Maintaining these legacy systems is increasingly a liability. For any business aiming to stay competitive, modernisation is no longer optional.
The risks of rip-and-replace
Core system modernisation carries significant risk. These systems support mission-critical operations — including millions of daily transactions, complex accounting functions, and regulatory reporting — where even brief downtime can cause major disruption.
A complete “rip-and-replace” approach may sound like a clean break, but it can lead to extended outages, lost revenue and long project timelines. Migrating legacy data is a significant challenge, often stretching over years, while centralised models like data warehouses or data lakes can be expensive and complex to maintain. Worse, when data lakes aren’t properly managed, they risk becoming unstructured ‘data swamps’ that don’t provide real integration.
Short-term fixes aren’t much better. As software ages, workarounds multiply, integrations become increasingly fragile, and custom development costs rise. What businesses are left with is mounting technical debt and a web of hard-to-maintain systems that slow processes down.
Incremental transformation with an agility layer
Rather than a risky overhaul or patchwork fixes, leading financial firms are taking a more agile path. They’re layering modern solutions on top of legacy infrastructure to accelerate innovation with minimal disruption.
At the heart of this approach is the “agility layer” — an AI-powered orchestration framework that connects and extends existing systems. Rather than replacing core platforms, it integrates them with modern applications, APIs, and workflows, enabling transformation without downtime.

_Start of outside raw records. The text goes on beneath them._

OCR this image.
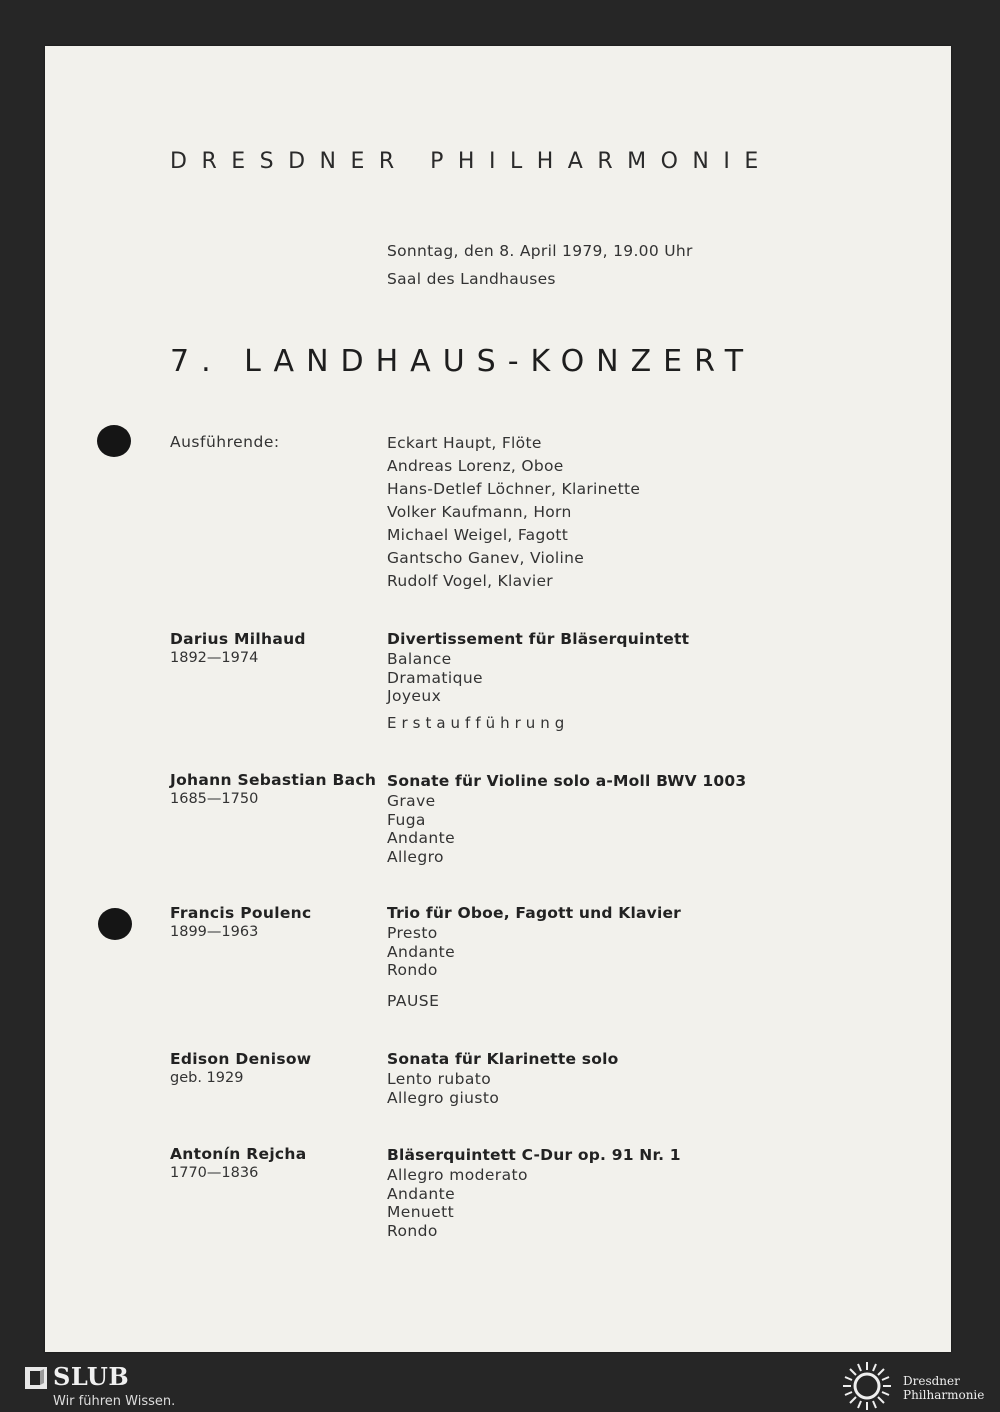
DRESDNER PHILHARMONIE
Sonntag, den 8. April 1979, 19.00 Uhr
Saal des Landhauses
7. LANDHAUS-KONZERT
Ausführende:	Eckart Haupt, Flöte
Andreas Lorenz, Oboe
Hans-Detlef Löchner, Klarinette
Volker Kaufmann, Horn
Michael Weigel, Fagott
Gantscho Ganev, Violine
Rudolf Vogel, Klavier
Darius Milhaud
1892—1974
Divertissement für Bläserquintett
Balance
Dramatique
Joyeux
Erstaufführung
Johann Sebastian Bach
1685—1750
Sonate für Violine solo a-Moll BWV 1003
Grave
Fuga
Andante
Allegro
Francis Poulenc
1899—1963
Trio für Oboe, Fagott und Klavier
Presto
Andante
Rondo
PAUSE
Edison Denisow
geb. 1929
Sonata für Klarinette solo
Lento rubato
Allegro giusto
Antonín Rejcha
1770—1836
Bläserquintett C-Dur op. 91 Nr. 1
Allegro moderato
Andante
Menuett
Rondo
SLUB
Wir führen Wissen.
Dresdner
Philharmonie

The agility layer delivers fast results. Firms can roll out new capabilities in months, not years, by embedding AI, unifying data, and adapting processes in line with fast-changing business needs. Crucially, it allows organisations to innovate without tearing out the systems they still rely on.

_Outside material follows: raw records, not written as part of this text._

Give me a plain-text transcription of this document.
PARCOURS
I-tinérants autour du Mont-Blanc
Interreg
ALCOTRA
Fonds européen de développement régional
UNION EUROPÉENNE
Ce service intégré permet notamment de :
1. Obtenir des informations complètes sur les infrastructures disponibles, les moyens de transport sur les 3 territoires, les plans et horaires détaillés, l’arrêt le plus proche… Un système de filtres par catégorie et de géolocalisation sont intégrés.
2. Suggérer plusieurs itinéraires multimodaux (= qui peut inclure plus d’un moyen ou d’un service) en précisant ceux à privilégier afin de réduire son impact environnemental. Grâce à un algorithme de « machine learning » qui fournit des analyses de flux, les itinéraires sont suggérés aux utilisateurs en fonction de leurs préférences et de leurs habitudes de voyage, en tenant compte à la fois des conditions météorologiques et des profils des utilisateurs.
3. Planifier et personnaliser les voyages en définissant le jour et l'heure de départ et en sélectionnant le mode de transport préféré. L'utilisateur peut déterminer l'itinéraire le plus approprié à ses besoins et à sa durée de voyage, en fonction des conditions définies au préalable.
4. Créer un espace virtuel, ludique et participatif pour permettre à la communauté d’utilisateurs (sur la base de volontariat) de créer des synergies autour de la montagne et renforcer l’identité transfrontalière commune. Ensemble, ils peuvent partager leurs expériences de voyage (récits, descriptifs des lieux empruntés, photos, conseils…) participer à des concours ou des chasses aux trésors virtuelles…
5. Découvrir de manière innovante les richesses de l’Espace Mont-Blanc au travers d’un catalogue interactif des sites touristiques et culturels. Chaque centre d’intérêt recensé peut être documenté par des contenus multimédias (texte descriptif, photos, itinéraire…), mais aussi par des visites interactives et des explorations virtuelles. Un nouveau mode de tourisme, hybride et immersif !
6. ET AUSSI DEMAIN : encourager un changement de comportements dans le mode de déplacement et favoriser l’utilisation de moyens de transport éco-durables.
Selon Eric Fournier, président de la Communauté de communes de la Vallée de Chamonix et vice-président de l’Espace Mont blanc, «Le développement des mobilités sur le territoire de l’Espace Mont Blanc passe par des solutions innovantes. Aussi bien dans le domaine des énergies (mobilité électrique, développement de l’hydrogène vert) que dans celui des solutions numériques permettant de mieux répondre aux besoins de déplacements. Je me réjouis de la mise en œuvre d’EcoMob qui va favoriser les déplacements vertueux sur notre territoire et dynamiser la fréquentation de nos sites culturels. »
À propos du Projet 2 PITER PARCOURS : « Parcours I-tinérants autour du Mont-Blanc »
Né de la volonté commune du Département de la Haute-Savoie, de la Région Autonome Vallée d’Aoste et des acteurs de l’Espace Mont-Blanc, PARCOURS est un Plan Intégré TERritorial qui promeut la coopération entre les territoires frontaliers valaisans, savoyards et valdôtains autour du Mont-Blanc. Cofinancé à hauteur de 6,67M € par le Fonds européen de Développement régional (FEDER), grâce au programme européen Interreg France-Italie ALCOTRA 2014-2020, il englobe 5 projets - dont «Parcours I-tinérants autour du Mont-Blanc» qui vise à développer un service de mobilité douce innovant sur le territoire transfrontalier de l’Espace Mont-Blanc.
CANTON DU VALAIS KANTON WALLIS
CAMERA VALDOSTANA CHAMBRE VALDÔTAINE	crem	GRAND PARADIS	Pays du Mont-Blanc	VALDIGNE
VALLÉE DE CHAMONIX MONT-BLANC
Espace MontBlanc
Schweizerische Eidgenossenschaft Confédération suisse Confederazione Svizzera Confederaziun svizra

Data unification without migration
Disjointed systems don’t just hinder innovation — they interfere with daily operations. When accounting teams have to manually re-enter data across platforms, the risk of errors and delays increases dramatically.
A data fabric — enabled through the agility layer — provides a way to unify data and processes without physically moving data from source systems. It connects to multiple back-end systems, creating a consistent and trusted data model that’s accessible through a user-friendly interface.
By acting as an abstraction layer, data fabric enables seamless integration across departments and functions. It simplifies how organisations access, relate, and use data, regardless of where it’s stored — enabling governed, secure access through low-code tools. For compliance teams, especially, this kind of unified, real-time data access is essential to improving transparency and responsiveness.
Agility is the first step to modernisation
The journey starts with understanding your current systems and identifying the most fragmented workflows. Using tools like process mining, firms visualise process flows to detect inefficiencies, skipped steps and bottlenecks — often achieving measurable improvements within weeks.
By tackling one critical workflow at a time, businesses unlock efficiencies across departments and set the stage for broader digital transformation. Focusing on high-impact areas — like payments, lending or customer onboarding — ensures rapid ROI while building a scalable foundation for change.
Building a composable core for the future
For forward-looking firms, the agility layer offers the fastest route to a modern, composable core. One that supports embedded regulatory controls, end-to-end AI-driven automation, and real-time decision-making.
In a market that demands speed, flexibility, and intelligence, this incremental, layered approach is what enables sustainable transformation — without the risks that come with starting from scratch.